I chose it to be the place where I would write something I’d been considering doing for a while, the origin story for Bridget Yang from Overdraft. The story is set in the early days of her work for Quaestor, before she’s running Surge Team Sigma; Jamie Sturm is a nightmare still several years off in the future. As of 2133, the time of the story, Bridget is disillusioned with her role, her opportunities and reputation still damaged because of the Overland disaster described in Overdraft: The Orion Offensive. “Burnout” is doubly aptly named, however, because of the blazing heat in which the story takes place.
“Burnout” got to deal with the challenges of navigating in a place too bright for filters to work; radar-mapping drones gave her crew the ability to move around. An attack on them would handicap her team, and we see here how she responds to the crisis.
We also got to see a new villain for the series in Blossom Raintree, part of a peculiar anti-environmental movement. And we see Bridget’s initial meeting with Leo Falcone, who will recur as a character throughout the series.

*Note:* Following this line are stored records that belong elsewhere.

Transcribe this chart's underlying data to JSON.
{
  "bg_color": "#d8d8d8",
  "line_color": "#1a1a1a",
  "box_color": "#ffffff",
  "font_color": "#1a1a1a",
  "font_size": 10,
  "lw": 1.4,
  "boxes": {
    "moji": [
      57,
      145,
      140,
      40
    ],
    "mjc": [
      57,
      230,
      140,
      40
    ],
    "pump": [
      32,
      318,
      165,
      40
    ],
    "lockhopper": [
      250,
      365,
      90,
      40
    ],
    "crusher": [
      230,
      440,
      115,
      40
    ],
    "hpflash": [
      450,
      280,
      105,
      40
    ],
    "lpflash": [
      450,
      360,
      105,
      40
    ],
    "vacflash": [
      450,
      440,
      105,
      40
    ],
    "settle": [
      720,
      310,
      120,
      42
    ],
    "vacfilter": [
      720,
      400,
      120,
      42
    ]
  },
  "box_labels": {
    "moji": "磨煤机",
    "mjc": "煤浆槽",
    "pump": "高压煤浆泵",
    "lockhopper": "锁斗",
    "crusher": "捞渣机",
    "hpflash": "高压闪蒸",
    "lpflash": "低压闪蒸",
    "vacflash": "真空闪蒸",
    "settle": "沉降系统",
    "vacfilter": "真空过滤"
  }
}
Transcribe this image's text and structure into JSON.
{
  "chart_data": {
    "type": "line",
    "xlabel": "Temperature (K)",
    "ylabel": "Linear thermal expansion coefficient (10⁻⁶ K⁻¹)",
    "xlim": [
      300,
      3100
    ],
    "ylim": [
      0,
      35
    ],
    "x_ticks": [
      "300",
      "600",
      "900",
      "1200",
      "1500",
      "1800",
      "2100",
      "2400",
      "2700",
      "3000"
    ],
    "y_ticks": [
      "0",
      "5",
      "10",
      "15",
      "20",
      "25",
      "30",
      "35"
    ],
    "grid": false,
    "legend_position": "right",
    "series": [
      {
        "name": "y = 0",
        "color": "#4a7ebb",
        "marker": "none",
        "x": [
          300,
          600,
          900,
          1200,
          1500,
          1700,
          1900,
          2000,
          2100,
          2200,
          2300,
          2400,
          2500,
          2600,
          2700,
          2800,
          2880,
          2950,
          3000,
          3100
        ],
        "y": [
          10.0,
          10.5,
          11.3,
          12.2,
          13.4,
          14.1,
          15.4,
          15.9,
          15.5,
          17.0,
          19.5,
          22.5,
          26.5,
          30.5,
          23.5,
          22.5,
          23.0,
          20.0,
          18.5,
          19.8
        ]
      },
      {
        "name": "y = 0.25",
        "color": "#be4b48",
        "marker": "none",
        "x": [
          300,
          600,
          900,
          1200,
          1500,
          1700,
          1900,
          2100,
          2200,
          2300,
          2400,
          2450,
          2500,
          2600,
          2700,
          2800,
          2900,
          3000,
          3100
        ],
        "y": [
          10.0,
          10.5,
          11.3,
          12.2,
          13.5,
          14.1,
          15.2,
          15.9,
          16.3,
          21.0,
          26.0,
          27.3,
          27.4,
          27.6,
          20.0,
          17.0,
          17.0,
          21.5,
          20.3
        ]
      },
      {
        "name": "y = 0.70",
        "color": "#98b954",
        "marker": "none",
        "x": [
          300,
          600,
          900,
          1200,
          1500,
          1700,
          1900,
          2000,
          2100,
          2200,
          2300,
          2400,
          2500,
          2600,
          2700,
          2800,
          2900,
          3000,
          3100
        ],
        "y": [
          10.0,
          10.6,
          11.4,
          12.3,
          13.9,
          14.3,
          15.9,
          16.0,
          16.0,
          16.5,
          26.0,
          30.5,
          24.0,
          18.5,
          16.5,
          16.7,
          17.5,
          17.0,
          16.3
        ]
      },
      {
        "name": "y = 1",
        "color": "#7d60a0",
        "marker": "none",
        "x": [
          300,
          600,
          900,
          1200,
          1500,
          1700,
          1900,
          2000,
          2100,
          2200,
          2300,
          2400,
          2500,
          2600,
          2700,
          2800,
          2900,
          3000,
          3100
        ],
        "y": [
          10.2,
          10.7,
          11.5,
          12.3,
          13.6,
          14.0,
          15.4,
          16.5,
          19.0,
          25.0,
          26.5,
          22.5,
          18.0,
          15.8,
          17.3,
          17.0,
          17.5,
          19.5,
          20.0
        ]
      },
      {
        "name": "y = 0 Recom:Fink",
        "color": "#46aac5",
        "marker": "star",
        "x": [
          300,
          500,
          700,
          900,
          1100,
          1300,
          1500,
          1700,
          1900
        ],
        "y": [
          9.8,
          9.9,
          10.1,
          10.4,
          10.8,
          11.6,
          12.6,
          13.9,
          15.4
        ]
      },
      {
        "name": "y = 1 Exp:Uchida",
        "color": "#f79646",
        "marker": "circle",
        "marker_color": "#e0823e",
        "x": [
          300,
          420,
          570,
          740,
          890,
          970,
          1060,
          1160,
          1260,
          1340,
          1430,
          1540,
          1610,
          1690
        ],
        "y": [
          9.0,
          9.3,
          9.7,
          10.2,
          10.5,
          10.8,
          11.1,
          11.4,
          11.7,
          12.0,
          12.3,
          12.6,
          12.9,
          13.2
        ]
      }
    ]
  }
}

The book came out in hardcover and softcover in January 2015 and included stories by David Mack, Justin Aclin and Alex Segura, David R. George III, Mike Stackpole, and many other colleagues of mine. It also, sadly, included the last work by Aaron Allston, who had passed away in 2014.
The Apollo’s Daughters publishers were kind enough to put my story in the lead position; the cover and frontispiece art for the hardcover were also inspired by “Burnout.”
As Apollo’s Daughters was all about female characters in science fiction, it felt natural to lead with cosmonaut Valentina Tereshkova.
We learn one of the new United States is “Pacifica,” and that it joined the Union in 2083.